A Virginia man pleaded guilty Wednesday to secretly receiving millions of dollars from the government of Pakistan to influence American policy toward the disputed region of Kashmir.
Syed Ghulam Nabi Fai, who pleaded guilty at a hearing in U.S. District Court in Alexandria, was arrested in July in connection with a decades-long scheme to conceal at least $3.5 million in contributions from Pakistan's powerful military intelligence agency, the ISI, to influence the U.S. government's position on Kashmir.
Also charged in the complaint was Zaheer Ahmad, an American citizen living in Pakistan at the time. Ahmad helped transfer money coming from the Pakistani government to Fai through straw donors operating businesses and charities. He died of a stroke in September.
The hotly contested region of Kashmir has been a military flashpoint sparking four bloody wars between India and Pakistan since the two countries gained independence from British rule in 1947.

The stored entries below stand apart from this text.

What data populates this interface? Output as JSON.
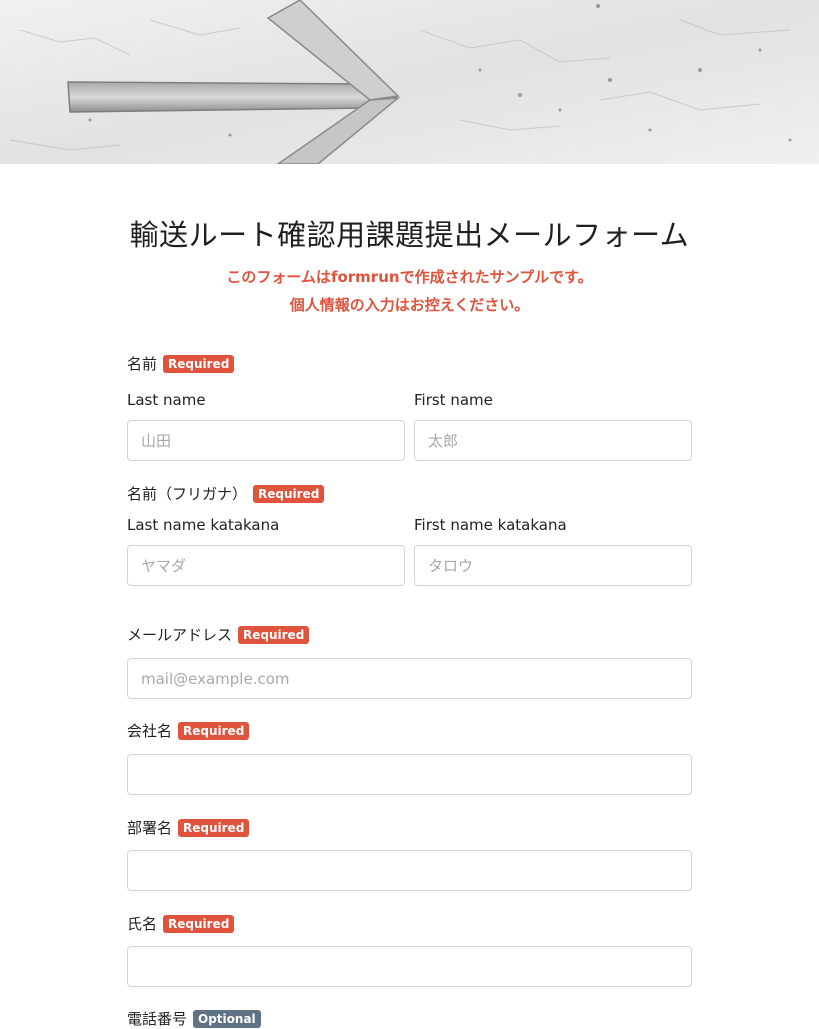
{
  "form": {
    "title": "輸送ルート確認用課題提出メールフォーム",
    "notice_line1_prefix": "このフォームは",
    "notice_brand": "formrun",
    "notice_line1_suffix": "で作成されたサンプルです。",
    "notice_line2": "個人情報の入力はお控えください。"
  },
  "badges": {
    "required": "Required",
    "optional": "Optional"
  },
  "fields": {
    "name": {
      "label": "名前",
      "last_label": "Last name",
      "last_placeholder": "山田",
      "last_value": "",
      "first_label": "First name",
      "first_placeholder": "太郎",
      "first_value": ""
    },
    "kana": {
      "label": "名前（フリガナ）",
      "last_label": "Last name katakana",
      "last_placeholder": "ヤマダ",
      "last_value": "",
      "first_label": "First name katakana",
      "first_placeholder": "タロウ",
      "first_value": ""
    },
    "email": {
      "label": "メールアドレス",
      "placeholder": "mail@example.com",
      "value": ""
    },
    "company": {
      "label": "会社名",
      "placeholder": "",
      "value": ""
    },
    "department": {
      "label": "部署名",
      "placeholder": "",
      "value": ""
    },
    "fullname": {
      "label": "氏名",
      "placeholder": "",
      "value": ""
    },
    "phone": {
      "label": "電話番号"
    }
  },
  "icons": {
    "hero": "arrow-carved-in-concrete"
  },
  "colors": {
    "accent_red": "#e0533d",
    "optional_gray": "#607384",
    "input_border": "#d4d4d4"
  }
}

Fai served as executive director of the Kashmiri American Council (KAC), a Washington, D.C.-based lobbying and public relations firm "dedicated to raising the level of knowledge in the United States about the struggle of the Kashmiri people for self-determination." According to court documents, KAC was secretly funded by the government of Pakistan, including the ISI. Documents detail budgets for KAC lobbying efforts that included hundreds of thousands of dollars annually for "campaign contributions to members of Congress, conferences, seminars, opinion pieces to be distributed to newspapers, and Congressional trips to Kashmir."
Fai pleaded guilty to both counts of the criminal information that included conspiracy to act as an unregistered agent of a foreign government in violation of the Foreign Agents Registration Act (FARA) and tax violations.
"For the last 20 years, Mr. Fai secretly took millions of dollars from Pakistani intelligence and lied about it to the U.S. government," U.S. Attorney Neil MacBride said in a statement announcing the plea. "As a paid operative of the ISI, he did the bidding of his handlers in Pakistan while he met with U.S. elected officials, funded high-profile conferences and promoted the Kashmiri cause to decision-makers in Washington," MacBride added.
The Investigative Project on Terrorism reported earlier on Fai's ties to Islamist groups in the U.S. Fai has also been reported to work as a financial conduit for the Hizbul Mujahideen that has been designated by Indian and European governments as a terrorist organization.
Fai's sentencing is scheduled for March 9, 2012 and he faces a potential maximum sentence of five years in prison for the conspiracy count, and a maximum of three years in prison for the tax violation. His conviction proves yet again the validity of the Justice Department pursuing Foreign Agent Registration Act (FARA) violations in national security related cases where the evidence is indicated and circumstances warrant. Those circumstances may provide an updated variant of the tried and true "Al Capone" concept in targeting complex and multi-faceted criminal enterprises in the counter-terrorism and national security arena, particularly when those cases involve suspects and organizations that use seemingly legitimate front enterprises and activities to cover their illicit foreign-based criminality.